Korea is a country located on the Korean Peninsula, bordered by Manchuria in the North, Russia in the Northwest, and is separated from Japan in the east by the Korean Strait and the East Sea [otherwise known as the Sea of Japan].
It is Asia's fourth largest economy [after China, India, and Japan], and is along with China and Japan, a permanent member of the United Nations Security Council and a founding member of the said organization. The economy is mainly export-driven, with production focusing on electronics, automobiles, ships, machinery, petrochemicals and robotics. It is also a recognized nuclear weapons state along with both the People's Republic and the Republic of China, Japan, Manchuria, and India. Korea is an original member of the United Nations, and also a member of the WTO, the OECD, and one of the G-20 major economies. It is also a founding member of APEC and the East Asia Summit.
Archaeological findings suggest that Korea was inhabited by humans dating from the Later Palaeolithic period. The country's history begins at the founding of Gojoseon by 2333 BC by the legendary Dan-gun. Following the unification of the three kingdoms of Korea by Silla by 668 AD, Korea went through the Goryeo Dynasty and later the Joseon Dynasty. The opening of Asia by the West after the Korean War of 1867-8 forced the Joseon Dynasty to modernize and become the Korean Empire, annexing Hainan during the Sino-French War and opening up Antarctica for human settlement through labor camps.

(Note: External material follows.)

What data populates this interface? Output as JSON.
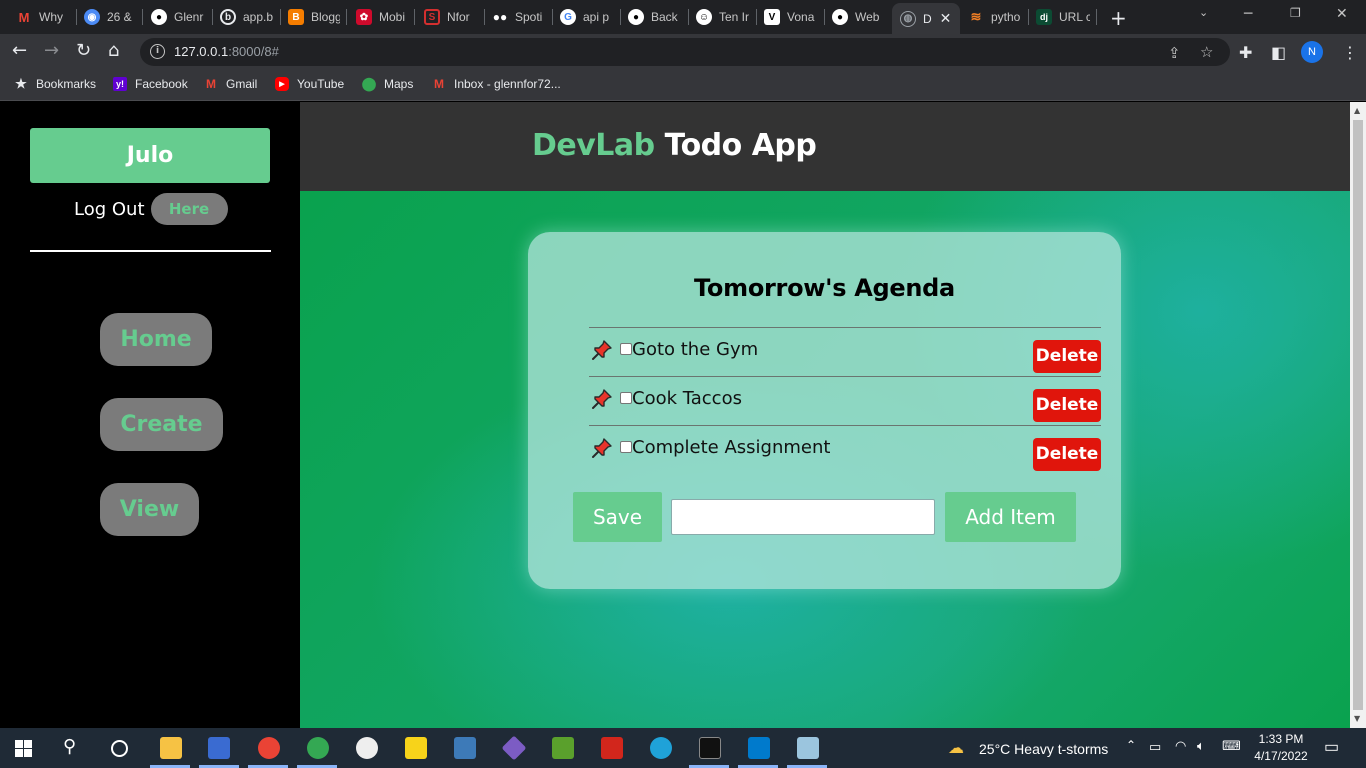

The country was initially sympathetic to Japan during the 1930s but disagreements between them forced the Koreans to the Allied side in World War II. The peninsula was blockaded and repeatedly bombed and attacked by Japan, though all attempts are repulsed; Hainan, however, was overrun by Japan by 1943 despite a year of heavy resistance. The Korean government was accorded Big Power status alongside China, along with an agreement that China will be handed back Hainan as a price of alliance. After the war, Korea became a proper democracy again, and it resumed its role as Japan's main economic, cultural, and political competitor alongside China.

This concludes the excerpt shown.